Wie nachhaltig ist Ihr Unternehmen?

Ich habe Kinder und sehr viele meiner Mitarbeiter haben ebenfalls Kinder, vereinzelt sogar auch schon Enkel. Wir müssen den nachfolgenden Generationen eine möglichst intakte Welt übergeben. Umweltschutz und Ressourcenschonung haben bei uns daher einen hohen Stellenwert. Beispielsweise haben wir schon weitgehend auf LED-Beleuchtung umgestellt, haben ein Blockheizkraftwerk, haben für unsere Fahrzeugflotte Vorgaben für CO2-Ausstoß und Kraftstoffverbrauch. Auch beim Bau unserer Hallen standen Nachhaltigkeitsaspekte stark im Vordergrund und haben beispielsweise die Auswahl von Werkstoffen bestimmt.

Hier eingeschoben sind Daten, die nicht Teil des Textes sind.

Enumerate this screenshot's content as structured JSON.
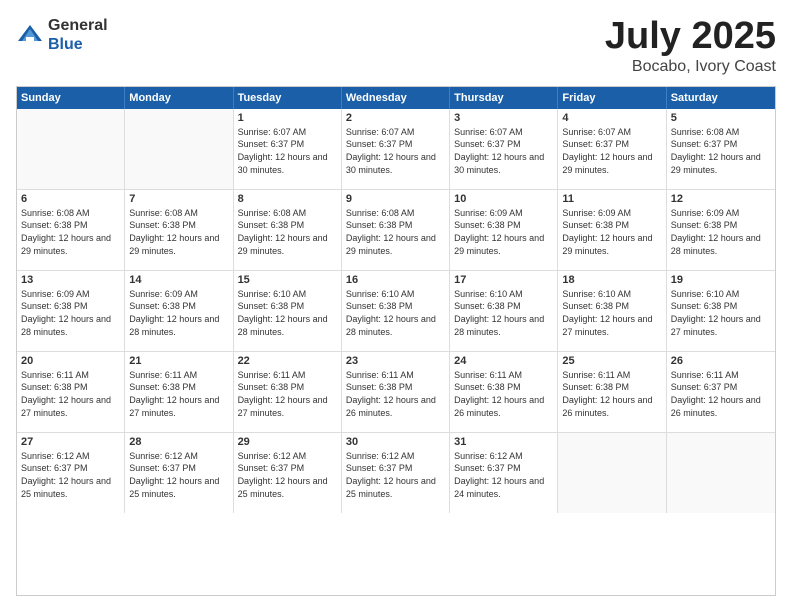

Auch bei unseren Produkten fließen Nachhaltigkeitsüberlegungen ein, indem wir diese konsequent auf Langlebigkeit hin ausrichten. Das ist nicht immer gut für das Ersatzteilgeschäft, aber für die Umweltbilanz und die Gesamtkosten bei unseren Kunden.

Was sind Ihre Pläne für die Zukunft Ihres Betriebs?

Wir haben viele Ideen, aber leider nicht immer genügend Ressourcen, sie alle umzusetzen. Einen Schwerpunkt für die nächsten Jahre sehe ich im Bereich der Digitalisierung vieler unserer Prozesse. Warum sollten unsere Kunden sich ihr Tor, wenigstens für ein frühes Planungsstadium, nicht im Internet konfigurieren und in ihr Gebäudemodell laden? Warum sollten nicht Roboter bei uns angelieferte Waren entladen, prüfen und einlagern können und gleich die Lieferung einbuchen? Und warum sollten wir nicht Künstliche Intelligenz einsetzen, um Fragen von Kunden zu beantworten? Im Notdienst genügt sehr oft ein Tipp, wie der Kunde sich kurzzeitig helfen kann, sodass wir ihm erst am nächsten Arbeitstag einen Servicetechniker rausschicken müssen und er die teuren Nacht- oder Wochenendzuschläge spart. Der hilfreiche Tipp kann in wenigen Jahren wahrscheinlich auch von einem intelligenten Computer kommen. Wir müssten ihn aber zuvor mit unserem Know-how „füttern“.